Tweetalige printerversie Eentalige printerversie

Schriftelijke vraag nr. 4-1208

van Geert Lambert (sp.a+Vl.Pro) d.d. 2 juli 2008

aan de vice-eersteminister en minister van Financiën en Institutionele Hervormingen

Financiële crisis - Maatregelen - Oplossingen

inflatie
koopkracht
Europese Commissie
internationale financiën
gemeenschappelijk prijsbeleid
bankcontrole
economische recessie
monetaire crisis
G20

Chronologie

2/7/2008Verzending vraag (Einde van de antwoordtermijn: 31/7/2008)
5/1/2009Dossier gesloten

Heringediend als : schriftelijke vraag 4-2251

Vraag nr. 4-1208 d.d. 2 juli 2008 : (Vraag gesteld in het Nederlands)

De huidige economische situatie wordt gekenmerkt door de effecten van de wereldwijde financiële crisis, door een stijgende inflatie, hoofdzakelijk veroorzaakt door de stijgende grondstofprijzen waarbij de petroleum- en voedselprijzen de opwaartse trend aanvoeren, en door sombere economische vooruitzichten.

In ontwikkelingslanden heeft dit reeds geleid tot hongerrellen. Ook in onze landen worden de burgers geconfronteerd met een vermindering van de koopkracht en stijgt de inkomensongelijkheid parallel met de groei van de financiële sector. Uit recente krantenberichten blijkt dat negen op de tien Belgen hun uitgaven terugschroeven als reactie op de dalende koopkracht.
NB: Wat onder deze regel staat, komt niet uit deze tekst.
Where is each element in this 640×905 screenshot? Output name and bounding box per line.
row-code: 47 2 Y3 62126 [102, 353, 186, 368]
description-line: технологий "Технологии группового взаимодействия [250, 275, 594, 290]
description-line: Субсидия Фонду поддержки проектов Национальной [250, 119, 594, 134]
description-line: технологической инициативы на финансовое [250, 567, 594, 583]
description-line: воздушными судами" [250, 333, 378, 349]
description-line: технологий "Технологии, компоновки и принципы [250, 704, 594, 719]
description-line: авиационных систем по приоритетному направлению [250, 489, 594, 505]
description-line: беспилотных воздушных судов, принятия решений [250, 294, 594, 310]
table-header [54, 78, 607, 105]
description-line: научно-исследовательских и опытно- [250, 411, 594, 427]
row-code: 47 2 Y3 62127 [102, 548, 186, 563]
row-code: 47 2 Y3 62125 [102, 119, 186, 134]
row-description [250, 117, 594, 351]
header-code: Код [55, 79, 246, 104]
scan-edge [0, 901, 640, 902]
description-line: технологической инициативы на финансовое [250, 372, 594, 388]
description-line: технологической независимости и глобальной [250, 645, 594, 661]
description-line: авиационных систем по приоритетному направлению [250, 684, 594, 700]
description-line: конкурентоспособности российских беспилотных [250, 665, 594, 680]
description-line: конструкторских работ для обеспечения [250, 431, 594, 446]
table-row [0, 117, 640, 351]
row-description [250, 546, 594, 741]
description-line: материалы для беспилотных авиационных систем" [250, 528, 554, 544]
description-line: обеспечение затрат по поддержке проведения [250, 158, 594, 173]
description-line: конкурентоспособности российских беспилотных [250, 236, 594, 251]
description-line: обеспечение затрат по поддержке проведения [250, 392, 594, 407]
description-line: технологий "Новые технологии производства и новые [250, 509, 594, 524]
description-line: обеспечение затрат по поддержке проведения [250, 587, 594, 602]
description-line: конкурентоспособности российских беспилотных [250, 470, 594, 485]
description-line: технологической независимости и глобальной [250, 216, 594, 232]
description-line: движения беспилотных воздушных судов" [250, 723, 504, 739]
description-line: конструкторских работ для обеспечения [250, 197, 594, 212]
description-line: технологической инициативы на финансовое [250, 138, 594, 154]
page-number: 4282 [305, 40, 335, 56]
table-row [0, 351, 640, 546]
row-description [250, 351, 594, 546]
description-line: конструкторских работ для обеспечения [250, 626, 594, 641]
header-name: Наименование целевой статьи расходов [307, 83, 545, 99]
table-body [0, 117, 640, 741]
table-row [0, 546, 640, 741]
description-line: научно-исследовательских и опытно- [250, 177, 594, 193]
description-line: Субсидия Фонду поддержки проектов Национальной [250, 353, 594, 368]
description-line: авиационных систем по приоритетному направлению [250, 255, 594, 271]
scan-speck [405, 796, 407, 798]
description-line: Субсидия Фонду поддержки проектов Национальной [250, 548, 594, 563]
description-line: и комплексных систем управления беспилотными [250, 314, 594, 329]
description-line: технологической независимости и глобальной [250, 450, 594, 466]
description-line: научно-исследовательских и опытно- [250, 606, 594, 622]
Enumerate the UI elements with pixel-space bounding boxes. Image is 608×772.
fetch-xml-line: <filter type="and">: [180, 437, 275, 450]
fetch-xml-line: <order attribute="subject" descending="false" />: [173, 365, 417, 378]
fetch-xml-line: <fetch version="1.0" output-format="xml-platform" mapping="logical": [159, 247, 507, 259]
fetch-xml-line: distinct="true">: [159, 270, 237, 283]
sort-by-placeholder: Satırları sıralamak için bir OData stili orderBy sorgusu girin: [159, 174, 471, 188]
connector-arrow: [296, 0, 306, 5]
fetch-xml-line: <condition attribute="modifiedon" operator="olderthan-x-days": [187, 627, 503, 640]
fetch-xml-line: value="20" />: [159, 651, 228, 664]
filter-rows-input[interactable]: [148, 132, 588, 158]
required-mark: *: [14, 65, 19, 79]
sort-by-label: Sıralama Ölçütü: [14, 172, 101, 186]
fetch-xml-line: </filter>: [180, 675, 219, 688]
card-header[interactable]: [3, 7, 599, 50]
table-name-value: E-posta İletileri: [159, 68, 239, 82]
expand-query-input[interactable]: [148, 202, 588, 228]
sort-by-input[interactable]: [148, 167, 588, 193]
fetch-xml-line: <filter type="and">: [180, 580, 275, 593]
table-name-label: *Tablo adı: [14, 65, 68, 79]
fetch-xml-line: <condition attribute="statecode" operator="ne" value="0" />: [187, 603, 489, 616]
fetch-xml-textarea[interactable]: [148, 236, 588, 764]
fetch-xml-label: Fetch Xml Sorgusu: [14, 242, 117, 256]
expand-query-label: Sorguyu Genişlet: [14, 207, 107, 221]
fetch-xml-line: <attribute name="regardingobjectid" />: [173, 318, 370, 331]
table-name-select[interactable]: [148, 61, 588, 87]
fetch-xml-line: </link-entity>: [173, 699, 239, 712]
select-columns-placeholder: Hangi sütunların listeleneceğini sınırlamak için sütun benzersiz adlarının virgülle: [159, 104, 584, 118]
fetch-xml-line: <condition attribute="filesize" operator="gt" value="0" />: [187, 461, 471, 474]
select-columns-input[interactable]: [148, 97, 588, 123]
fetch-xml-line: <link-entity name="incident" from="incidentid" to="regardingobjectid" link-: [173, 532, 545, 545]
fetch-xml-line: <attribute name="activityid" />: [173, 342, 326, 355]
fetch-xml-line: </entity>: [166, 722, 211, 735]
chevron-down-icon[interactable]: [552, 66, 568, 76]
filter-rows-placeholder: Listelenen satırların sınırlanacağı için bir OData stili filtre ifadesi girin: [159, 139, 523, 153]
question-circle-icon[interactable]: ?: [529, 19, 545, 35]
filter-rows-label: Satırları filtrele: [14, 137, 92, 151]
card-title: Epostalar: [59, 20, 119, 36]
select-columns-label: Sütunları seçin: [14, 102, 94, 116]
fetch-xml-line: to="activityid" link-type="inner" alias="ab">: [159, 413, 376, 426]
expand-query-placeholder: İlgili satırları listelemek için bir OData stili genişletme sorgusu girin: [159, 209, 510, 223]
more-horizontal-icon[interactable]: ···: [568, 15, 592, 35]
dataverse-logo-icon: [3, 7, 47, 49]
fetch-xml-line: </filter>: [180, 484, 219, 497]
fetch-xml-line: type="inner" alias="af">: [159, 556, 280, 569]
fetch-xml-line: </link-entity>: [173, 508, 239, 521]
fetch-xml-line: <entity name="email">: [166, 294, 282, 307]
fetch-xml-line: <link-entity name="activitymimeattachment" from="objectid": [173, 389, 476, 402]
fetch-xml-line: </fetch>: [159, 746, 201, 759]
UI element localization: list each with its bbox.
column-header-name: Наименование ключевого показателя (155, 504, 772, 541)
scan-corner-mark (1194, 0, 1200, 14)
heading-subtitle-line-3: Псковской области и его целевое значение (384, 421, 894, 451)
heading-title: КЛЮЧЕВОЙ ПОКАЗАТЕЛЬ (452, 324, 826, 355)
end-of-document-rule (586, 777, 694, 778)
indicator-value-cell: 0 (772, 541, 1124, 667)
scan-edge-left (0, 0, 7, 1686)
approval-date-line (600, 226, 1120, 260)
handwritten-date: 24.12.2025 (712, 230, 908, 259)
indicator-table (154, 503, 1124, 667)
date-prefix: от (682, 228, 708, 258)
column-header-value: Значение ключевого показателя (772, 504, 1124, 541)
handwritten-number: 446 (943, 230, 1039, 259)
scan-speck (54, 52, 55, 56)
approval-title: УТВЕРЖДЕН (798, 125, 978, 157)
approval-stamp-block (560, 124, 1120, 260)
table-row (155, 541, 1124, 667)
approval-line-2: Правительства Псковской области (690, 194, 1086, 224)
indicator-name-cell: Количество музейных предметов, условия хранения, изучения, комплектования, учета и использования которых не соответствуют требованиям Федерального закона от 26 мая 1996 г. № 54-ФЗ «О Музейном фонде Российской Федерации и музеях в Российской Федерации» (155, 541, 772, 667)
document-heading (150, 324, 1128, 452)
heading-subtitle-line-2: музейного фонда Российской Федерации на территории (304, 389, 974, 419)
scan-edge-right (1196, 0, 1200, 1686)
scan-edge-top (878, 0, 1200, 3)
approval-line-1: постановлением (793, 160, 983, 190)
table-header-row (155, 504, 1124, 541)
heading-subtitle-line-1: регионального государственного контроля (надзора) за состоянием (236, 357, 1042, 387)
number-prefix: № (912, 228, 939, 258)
Ook de spaarpot van de Belg wordt minder gespekt dan voor het uitbreken van de financiële crisis.

Een groep van voormalige voorzitters van de Europese Commissie, voormalige eerste ministers en voormalige ministers van Economie en Financiën van diverse politieke gezindten wijzen er in een vrije tribune in de krant Le Monde van 22 mei 2008, getiteld “La finance folle ne doit pas nous gouverner”, op dat de huidige financiële crisis aantoont dat de financiële industrie niet in staat is tot zelfregulering. Zij stellen voor om een Europees crisiscomité op te richten dat aan de raad van ministers van de Europese Unie (EU), aan de leden van de Veiligheidsraad van de Verenigde Naties (VN), aan de directeur-generaal van het International Monetary Fund (IMF) en aan alle betrokken overheden en instanties voorstellen zou doen ter beperking van de effecten van de crisis. Zij zouden ook een mondiale financiële conferentie voorbereiden om de regels van de internationale financiële sector en de governance van wereldwijde economische thema’s te herdenken.

Graag vernam ik van de geachte minister of hij:

1) het bovengenoemde voorstel voor oprichting van een Europese crisisgroep ondersteunt;

2) een multidimensioneel beleid voor het aanpakken van de stijging van de voedselprijzen zal ondersteunen, waaronder het opheffen van de EU-doelstelling om tegen 2020 10% van onze motorbrandstoffen te halen uit biobrandstoffen;

3) zal ijveren voor het opdrijven van de coördinatie van het optreden inzake wisselkoersbeleid van de Eurogroep, de Ecofin Raad en de Europese Centrale Bank;

4) mee zal ijveren voor striktere internationale controle en regelgeving op bepaalde financiële producten zoals derivates en op financiële speculatie met grondstoffen, onder meer door hefboomfondsen, en voor het uitsluiten van voedinggrondstoffen van speculatie;

5) mee het voorstel voor een internationale financiële transactietaks zal herlanceren?